Connections can manifest in a number of ways; in meaningful relationships brought about by human interaction and engagement, or – as is increasingly the case – transactional and transient, initiated and sustained by technology.
To discuss this topic we were joined by Timandra Harkness; science writer, broadcaster and comedian. Timadra has presented on Radio 4, and written a book; Big Data: does size matter? which considers how data is changing the world – but not always for the better.
Timandra helped us explore the implications of our ever-multiplying connections and the human and societal impact of technological change.
Fujitsu refers the phenomenon of connecting people, information and things as the ‘hyperconnected world’ and we believe there is a genuine opportunity to harness the power of technology to create a more prosperous future for everyone.
Fujitsu’s Women in Technology events always stimulate lively discussion, why not join us next time?
The challenge of attracting women to the technology sector – particularly in ‘traditional’ organisations - is well-documented. But is it any different in the start-up world?
At our latest women in technology event we were joined by Emma Sinclair, an entrepreneur and businesswoman who at 29 was the youngest person to have floated a company on the London Stock Exchange. Emma was described by Tatler as a tech leader who will be ‘running the universe one day’.
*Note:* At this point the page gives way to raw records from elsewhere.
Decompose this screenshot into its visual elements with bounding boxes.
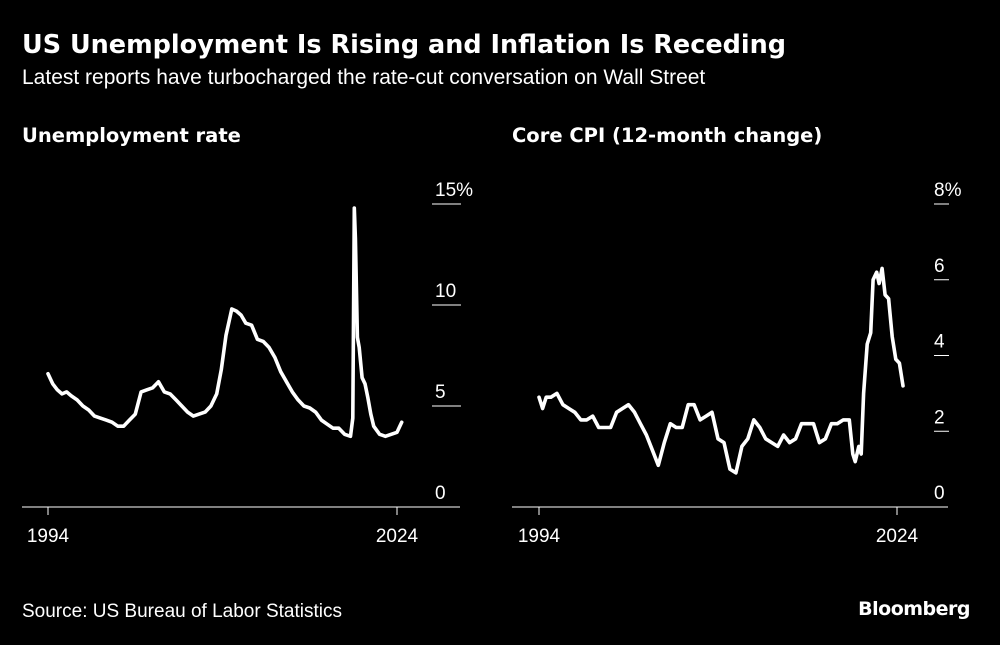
bloomberg-logo: Bloomberg	[858, 598, 970, 620]
core-cpi-x-tick-label: 2024	[876, 526, 919, 547]
unemployment-y-tick-label: 15%	[435, 180, 473, 201]
chart-title: US Unemployment Is Rising and Inflation …	[22, 30, 787, 60]
unemployment-chart: 1994 2024 0 5 10 15%	[22, 180, 473, 547]
core-cpi-x-tick-label: 1994	[518, 526, 561, 547]
core-cpi-chart: 1994 2024 0 2 4 6 8%	[512, 180, 962, 547]
core-cpi-series-line	[537, 266, 905, 475]
unemployment-x-tick-label: 2024	[376, 526, 419, 547]
unemployment-y-tick-label: 5	[435, 382, 446, 403]
chart-subtitle: Latest reports have turbocharged the rat…	[22, 66, 706, 89]
unemployment-series-line	[46, 206, 404, 439]
unemployment-panel-title: Unemployment rate	[22, 124, 241, 147]
unemployment-y-tick-label: 0	[435, 483, 446, 504]
unemployment-x-tick-label: 1994	[27, 526, 70, 547]
core-cpi-panel-title: Core CPI (12-month change)	[512, 124, 823, 147]
core-cpi-y-tick-label: 0	[934, 483, 945, 504]
core-cpi-y-tick-label: 2	[934, 407, 945, 428]
source-note: Source: US Bureau of Labor Statistics	[22, 601, 342, 622]
core-cpi-y-tick-label: 4	[934, 332, 945, 353]
core-cpi-y-tick-label: 8%	[934, 180, 962, 201]
unemployment-y-tick-label: 10	[435, 281, 456, 302]
core-cpi-y-tick-label: 6	[934, 256, 945, 277]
As markets are disrupted and transformed increasingly by digital, more and more women with an interest in technology are choosing not to take structured roles in IT departments but to create tech start-ups that will shake up markets and deprive traditional industries of their talents.
We explored the positives and negatives of female tech entrepreneurship, the characteristics required to be an entrepreneur, and its implications for diversity in the technology world.
At this event we discussed the changing workplace and what it means for women in technology. We all know the workplace is changing – nothing new in that. In the past decade the concept of ‘work’ has transformed from being ‘somewhere you go’ to ‘something you do’. Many organisations have been busy focusing on implementing the technologies to make it possible to work flexibly, virtually and collaboratively remotely.
Not all are having great success – they have the tools to work anywhere, but don’t necessarily have the culture to support it, with resistance to flexible, remote working still being prevalent in many organisations. If there were more women in senior roles, would there be more emphasis on culture, and acceptance of the benefits of flexibility?
In a lively discussion led by Harriet Minter of The Guardian’s Leadership section, and Fujitsu’s CEO for UK & Ireland, we discussed the challenge of implementing flexible working. Harriet Minter argued for women – and men – to make the business case for flexible working before it becomes ‘a child care’ issue. So often, requests for flexibility are associated with family issues and stigmatised so that they are perceived to be ‘career limiting’.
The benefits of flexibility, when implemented effectively, completely outweigh any perceived disadvantages, and with the technology and tools to enable a ‘workplace anywhere’ mentality, it’s becoming a no-brainer in the digital era.